Элси прижала сумочку к животу.
— Но…
— А тебе я был до лампочки. Причем всегда.
— Бьёрн, ну пожалуйста…
— Ты только в гости заходила. Пару раз в год. Или раз в пару лет. Я ведь не тот случай, чтобы особо скучать.
Элси закрыла глаза, но этот голос не выключишь.
— Очень может быть, что ты меня родила. Но ты никогда не была мне мамой. Потому что я не был тебе нужен. Никогда не был.
— Ты был мне нужен, только…
— Я знаю то, что знаю. И мне этого достаточно.
Элси, вдохнув, попыталась перебить:
— Ты же не знаешь, как все было…
— А я плевать на это хотел! — выкрикнул он пронзительным голосом, повернулся к ней спиной и оперся руками о мойку.
Элси чуть поникла, а хотелось поникнуть еще больше, упасть щекой на серый пластик обеденного стола и сидеть так, пока не умрешь от голода или жажды, и поэтому на всякий случай она поставила локти на стол и подперла голову руками. Нельзя причинить ему такой неприятности. Если она умрет, то пусть это будет от болезни или несчастного случая, чтобы он никак не был к этому причастен. В воображении возникла картинка: ее голова показывается над серой водой моря, но лишь на мгновение, настолько краткое, что не успеть даже рта открыть и позвать на помощь, прежде чем холод вопьется и вновь утащит в глубину, в ту великую тишину, что так напоминает эту великую тишину — на кухне, здесь и теперь. А вслед за тишиной придет и тьма…
Она моргнула. Ерунда. Фантазия. Потом, вдохнув, начала снова:
— Я просто хочу…
И он снова перебил ее, но не поворачиваясь и не глядя на нее:
— Я не желаю этого слушать! Как ты понять не можешь? Я правда не желаю знать всего этого дерьма!

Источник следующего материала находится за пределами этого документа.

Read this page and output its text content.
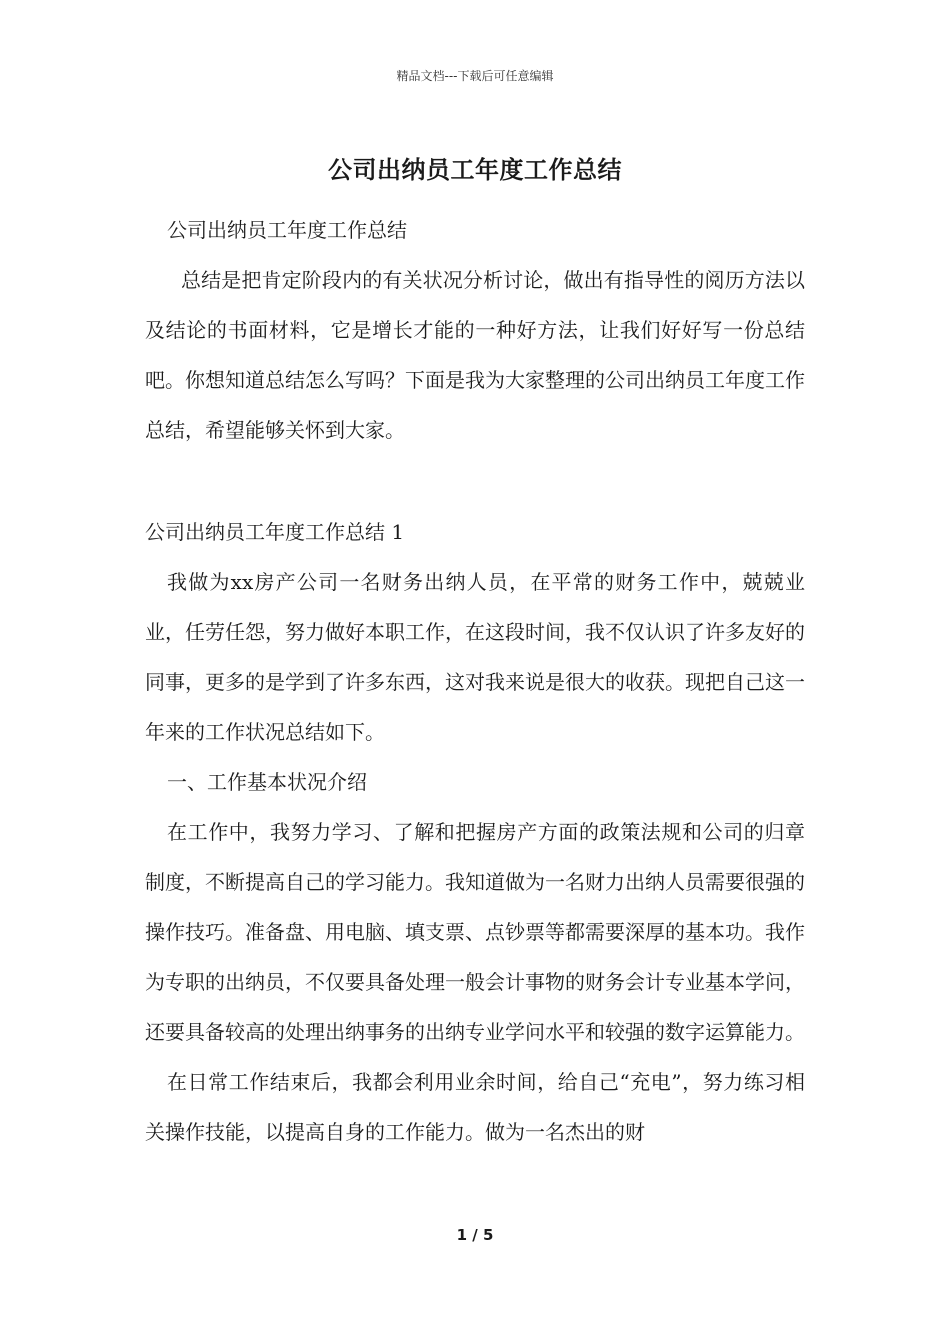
精品文档---下载后可任意编辑
公司出纳员工年度工作总结

公司出纳员工年度工作总结

总结是把肯定阶段内的有关状况分析讨论，做出有指导性的阅历方法以及结论的书面材料，它是增长才能的一种好方法，让我们好好写一份总结吧。你想知道总结怎么写吗？下面是我为大家整理的公司出纳员工年度工作总结，希望能够关怀到大家。

公司出纳员工年度工作总结 1

我做为xx房产公司一名财务出纳人员，在平常的财务工作中，兢兢业业，任劳任怨，努力做好本职工作，在这段时间，我不仅认识了许多友好的同事，更多的是学到了许多东西，这对我来说是很大的收获。现把自己这一年来的工作状况总结如下。

一、工作基本状况介绍

在工作中，我努力学习、了解和把握房产方面的政策法规和公司的归章制度，不断提高自己的学习能力。我知道做为一名财力出纳人员需要很强的操作技巧。准备盘、用电脑、填支票、点钞票等都需要深厚的基本功。我作为专职的出纳员，不仅要具备处理一般会计事物的财务会计专业基本学问，还要具备较高的处理出纳事务的出纳专业学问水平和较强的数字运算能力。

在日常工作结束后，我都会利用业余时间，给自己“充电”，努力练习相关操作技能，以提高自身的工作能力。做为一名杰出的财

1 / 5
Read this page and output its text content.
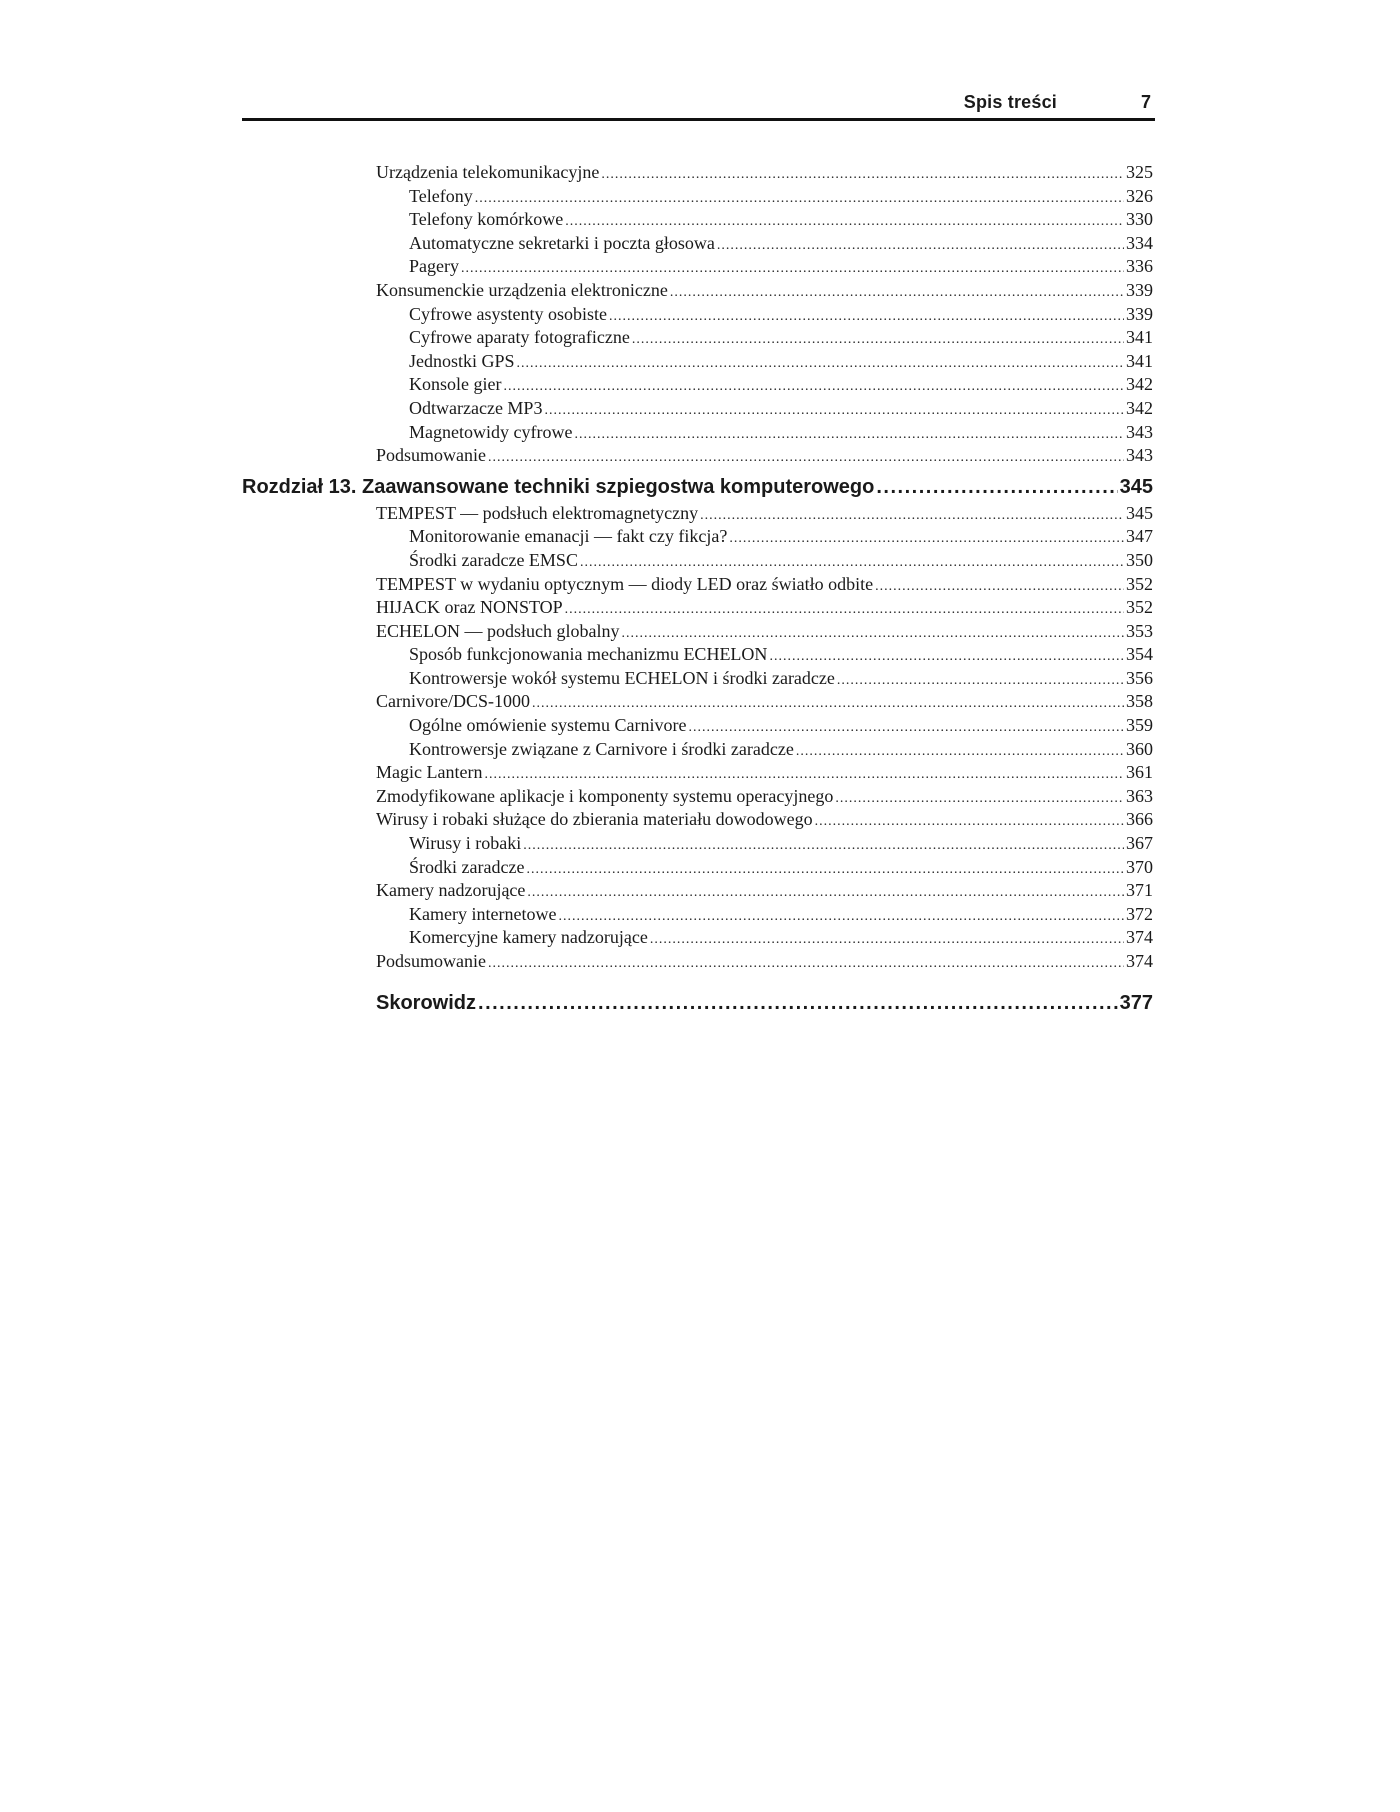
Spis treści	7
Urządzenia telekomunikacyjne .....	325
Telefony .....	326
Telefony komórkowe .....	330
Automatyczne sekretarki i poczta głosowa .....	334
Pagery .....	336
Konsumenckie urządzenia elektroniczne .....	339
Cyfrowe asystenty osobiste .....	339
Cyfrowe aparaty fotograficzne .....	341
Jednostki GPS .....	341
Konsole gier .....	342
Odtwarzacze MP3 .....	342
Magnetowidy cyfrowe .....	343
Podsumowanie .....	343
Rozdział 13. Zaawansowane techniki szpiegostwa komputerowego .....	345
TEMPEST — podsłuch elektromagnetyczny .....	345
Monitorowanie emanacji — fakt czy fikcja? .....	347
Środki zaradcze EMSC .....	350
TEMPEST w wydaniu optycznym — diody LED oraz światło odbite .....	352
HIJACK oraz NONSTOP .....	352
ECHELON — podsłuch globalny .....	353
Sposób funkcjonowania mechanizmu ECHELON .....	354
Kontrowersje wokół systemu ECHELON i środki zaradcze .....	356
Carnivore/DCS-1000 .....	358
Ogólne omówienie systemu Carnivore .....	359
Kontrowersje związane z Carnivore i środki zaradcze .....	360
Magic Lantern .....	361
Zmodyfikowane aplikacje i komponenty systemu operacyjnego .....	363
Wirusy i robaki służące do zbierania materiału dowodowego .....	366
Wirusy i robaki .....	367
Środki zaradcze .....	370
Kamery nadzorujące .....	371
Kamery internetowe .....	372
Komercyjne kamery nadzorujące .....	374
Podsumowanie .....	374
Skorowidz .....	377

И его голос заставил ее замолчать. Это был голос старика, усталый и обреченный. Она сидела не шевелясь и смотрела на его бордовую спину. Он застыл, едва дыша. Такой взрослый и такой все-таки маленький. Всего девятнадцать лет. Почти двадцать. Ему столько же, сколько было ей, когда она отправилась учиться на радистку в Кальмар, и он такой же ранимый, пожалуй, даже ранимее. Она решительно подавила гнев, вдруг шевельнувшийся внутри, эту змейку, поигрывающую высунутым язычком, которая молча напомнила Элси о том, чего Бьёрн стоил ей тогда, змейку, шептавшую про стыд и страх, боли и одиночество, а потом, улыбнувшись своей змеиной улыбочкой, — обо всем, что обрушилось на него. Успех. Слава. Деньги. Задержав дыхание, она пыталась рассуждать здраво. Какая разница? Дело ведь не в том, что этот мир сделал с каждым из них. А в том, что она сама сделала с Бьёрном.
— Прости, — сказала она наконец, но голос прозвучал сухо. Словно она на самом деле не просила прощения.